The 1st Battalion sailed on the Orient on 30th December 1899, and arrived at the Cape on 21st January 1900.  Along with the 2nd East Kent, 2nd Gloucesters, and 1st Oxford Light Infantry, they formed the 13th Brigade under Major General O E Knox, and part of the Vlth Division under Lieutenant General Kelly-Kenny.  The whole division distinguished themselves in the advance from Modder River to Bloemfontein.  Their work has been sketched under the 2nd East Kent.

At Klip Drift, 16th February, the battalion lost 1 man killed, 2 officers and 27 men wounded; and at Paardeberg, 18th February, 1 officer (Lieutenant Siordet) and 22 men killed, and 2 officers and 104 men wounded.  In the subsequent advance to Bloemfontein they had no very severe fighting.  Four officers and 2 men were mentioned in Lord Roberts' despatch of 31st March 1900.

In the latter part of May the battalion was employed about Smaldeel, and from 11th June to 11th August garrisoned Winburg.  In August they were, with the 2nd Wiltshire and Royal Munster Fusiliers, put under Brigadier General A H Paget to operate north and north-west of Pretoria.  Early on 22nd September 1900 the enemy attacked Elands River Station, but were easily driven off; and while they were absent from their camp General Paget "made a forced march of twenty-six miles during the night with the West Riding Regiment, two companies of the Wiltshires, two companies of the Munster Fusiliers, the City Imperial Volunteers' Battery, and two 5-inch guns, and captured Erasmus' Camp, 2500 cattle, 6000 sheep, 50 horses, 12 prisoners, &C".  On the same day Plumer, co-operating with Paget, captured more prisoners and much stock.  In the latter half of October Paget's column moved to Rustenburg, making more captures, Colonel Lloyd of the West Riding Regiment being mentioned as particularly successful.  Eleven officers and 19 non-commissioned officers and men were mentioned in Lord Roberts' final despatch.

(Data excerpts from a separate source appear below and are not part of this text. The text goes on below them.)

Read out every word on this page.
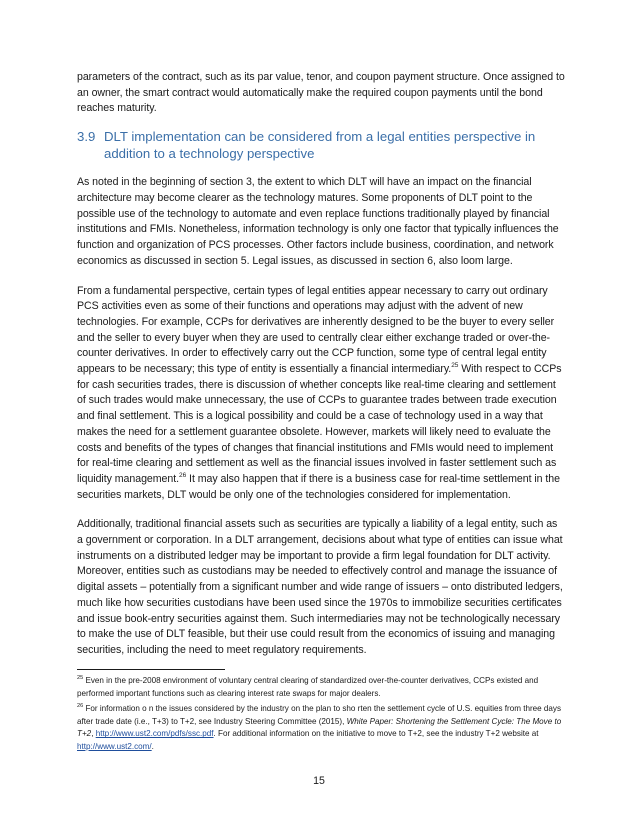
parameters of the contract, such as its par value, tenor, and coupon payment structure. Once assigned to an owner, the smart contract would automatically make the required coupon payments until the bond reaches maturity.

3.9 DLT implementation can be considered from a legal entities perspective in addition to a technology perspective

As noted in the beginning of section 3, the extent to which DLT will have an impact on the financial architecture may become clearer as the technology matures. Some proponents of DLT point to the possible use of the technology to automate and even replace functions traditionally played by financial institutions and FMIs. Nonetheless, information technology is only one factor that typically influences the function and organization of PCS processes. Other factors include business, coordination, and network economics as discussed in section 5. Legal issues, as discussed in section 6, also loom large.

From a fundamental perspective, certain types of legal entities appear necessary to carry out ordinary PCS activities even as some of their functions and operations may adjust with the advent of new technologies. For example, CCPs for derivatives are inherently designed to be the buyer to every seller and the seller to every buyer when they are used to centrally clear either exchange traded or over-the-counter derivatives. In order to effectively carry out the CCP function, some type of central legal entity appears to be necessary; this type of entity is essentially a financial intermediary.$^{25}$ With respect to CCPs for cash securities trades, there is discussion of whether concepts like real-time clearing and settlement of such trades would make unnecessary, the use of CCPs to guarantee trades between trade execution and final settlement. This is a logical possibility and could be a case of technology used in a way that makes the need for a settlement guarantee obsolete. However, markets will likely need to evaluate the costs and benefits of the types of changes that financial institutions and FMIs would need to implement for real-time clearing and settlement as well as the financial issues involved in faster settlement such as liquidity management.$^{26}$ It may also happen that if there is a business case for real-time settlement in the securities markets, DLT would be only one of the technologies considered for implementation.

Additionally, traditional financial assets such as securities are typically a liability of a legal entity, such as a government or corporation. In a DLT arrangement, decisions about what type of entities can issue what instruments on a distributed ledger may be important to provide a firm legal foundation for DLT activity. Moreover, entities such as custodians may be needed to effectively control and manage the issuance of digital assets – potentially from a significant number and wide range of issuers – onto distributed ledgers, much like how securities custodians have been used since the 1970s to immobilize securities certificates and issue book-entry securities against them. Such intermediaries may not be technologically necessary to make the use of DLT feasible, but their use could result from the economics of issuing and managing securities, including the need to meet regulatory requirements.

$^{25}$ Even in the pre-2008 environment of voluntary central clearing of standardized over-the-counter derivatives, CCPs existed and performed important functions such as clearing interest rate swaps for major dealers.

$^{26}$ For information o n the issues considered by the industry on the plan to sho rten the settlement cycle of U.S. equities from three days after trade date (i.e., T+3) to T+2, see Industry Steering Committee (2015), White Paper: Shortening the Settlement Cycle: The Move to T+2, http://www.ust2.com/pdfs/ssc.pdf. For additional information on the initiative to move to T+2, see the industry T+2 website at http://www.ust2.com/.

15
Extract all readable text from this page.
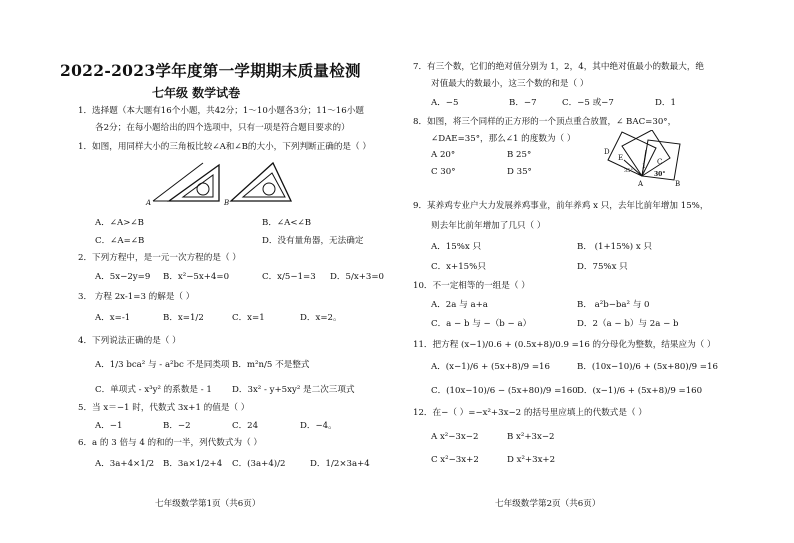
2022-2023学年度第一学期期末质量检测
七年级 数学试卷
1．选择题（本大题有16个小题，共42分；1～10小题各3分；11～16小题
各2分；在每小题给出的四个选项中，只有一项是符合题目要求的）
1．如图，用同样大小的三角板比较∠A和∠B的大小，下列判断正确的是（ ）
A	B
A．∠A>∠B	B．∠A<∠B
C．∠A=∠B	D．没有量角器，无法确定
2．下列方程中，是一元一次方程的是（ ）
A．5x−2y=9 B．x²−5x+4=0	C．x/5−1=3 D．5/x+3=0
3． 方程 2x-1=3 的解是（ ）
A．x=-1	B．x=1/2	C．x=1	D．x=2。
4．下列说法正确的是（ ）
A．1/3 bca² 与 - a²bc 不是同类项 B．m²n/5 不是整式
C．单项式 - x³y² 的系数是 - 1 D．3x² - y+5xy² 是二次三项式
5．当 x＝−1 时，代数式 3x+1 的值是（ ）
A．−1	B．−2	C．24	D．−4。
6．a 的 3 倍与 4 的和的一半，列代数式为（ ）
A．3a+4×1/2 B．3a×1/2+4 C．(3a+4)/2	D．1/2×3a+4
七年级数学第1页（共6页）
7．有三个数，它们的绝对值分别为 1，2，4，其中绝对值最小的数最大，绝
对值最大的数最小，这三个数的和是（ ）
A．−5	B．−7	C．−5 或−7	D．1
8．如图，将三个同样的正方形的一个顶点重合放置，∠ BAC=30°，
∠DAE=35°，那么∠1 的度数为（ ）
A 20°	B 25°
C 30°	D 35°
D
E	C
A	B
1
30°
35°
9．某养鸡专业户大力发展养鸡事业，前年养鸡 x 只，去年比前年增加 15%，
则去年比前年增加了几只（ ）
A．15%x 只	B． (1+15%) x 只
C．x+15%只	D．75%x 只
10．不一定相等的一组是（ ）
A．2a 与 a+a	B． a²b−ba² 与 0
C．a − b 与 −（b − a）	D．2（a − b）与 2a − b
11．把方程 (x−1)/0.6 + (0.5x+8)/0.9 =16 的分母化为整数，结果应为（ ）
A．(x−1)/6 + (5x+8)/9 =16	B．(10x−10)/6 + (5x+80)/9 =16
C．(10x−10)/6 − (5x+80)/9 =160 D．(x−1)/6 + (5x+8)/9 =160
12．在−（ ）=−x²+3x−2 的括号里应填上的代数式是（ ）
A x²−3x−2	B x²+3x−2
C x²−3x+2	D x²+3x+2
七年级数学第2页（共6页）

On 28th and 29th November 1900 Paget had very severe fighting with Viljoen and Erasmus at Rhenoster Kop, north-east of Bronkhorst Spruit.  On the 29th Paget closed in on the enemy's position, "but the Boers were reinforced, bringing up three more guns.  They then made a determined attack on our line, and after severe fighting were repulsed with heavy loss".  Lord Kitchener adds that the troops behaved with great gallantry, specially mentioning the New Zealand Mounted Rifles.  The West Ridings lost Colonel Lloyd and 5 men killed, 3 officers and 24 men wounded.  Referring to the action in his written despatch, Lord Kitchener said "that the seizure of this position secured an important centre from which to block several of the most extensively used roads leading up from the bush veldt to the high veldt.  In this action I had to deplore the loss of Lieutenant Colonel G E Lloyd, who fell whilst gallantly leading his men".  Two officers and 8 non-commissioned officers and men of the battalion were mentioned in Lord Kitchener's despatch of 8th March 1901 for gallantry at Rhenoster Kop.

After this the battalion was mainly employed in the Central Transvaal.  On 31st August 1901 they had the grievous misfortune to lose 7 men killed and 2 officers and 14 men wounded or injured in the derailing of a train at Hamman's Kraal.  Lord Kitchener, referring to this incident, said, "Although it may be admitted that the mining of railways and the derailment of trains is in no way opposed to the customs of war where any definite object is in view, it is impossible to regard senseless and meaningless acts of this nature, which have no effect whatever on the general course of operations, as anything better than wanton murder".

The Mounted Infantry company of the battalion saw a good deal of fighting on the way to Pretoria and afterwards in the Transvaal and Orange River Colony, being present at Bothaville, 6th November 1900.  They gained several commendations.  Sergeant J Firth gained the Victoria Cross near Arundel on 24th February 1900 for, under heavy fire at 400 yards, carrying Corporal Blackman and afterwards Lieutenant Wilson, both of whom had been wounded, to places of shelter, Sergeant Firth being himself shot through the nose and eye when carrying Lieutenant Wilson.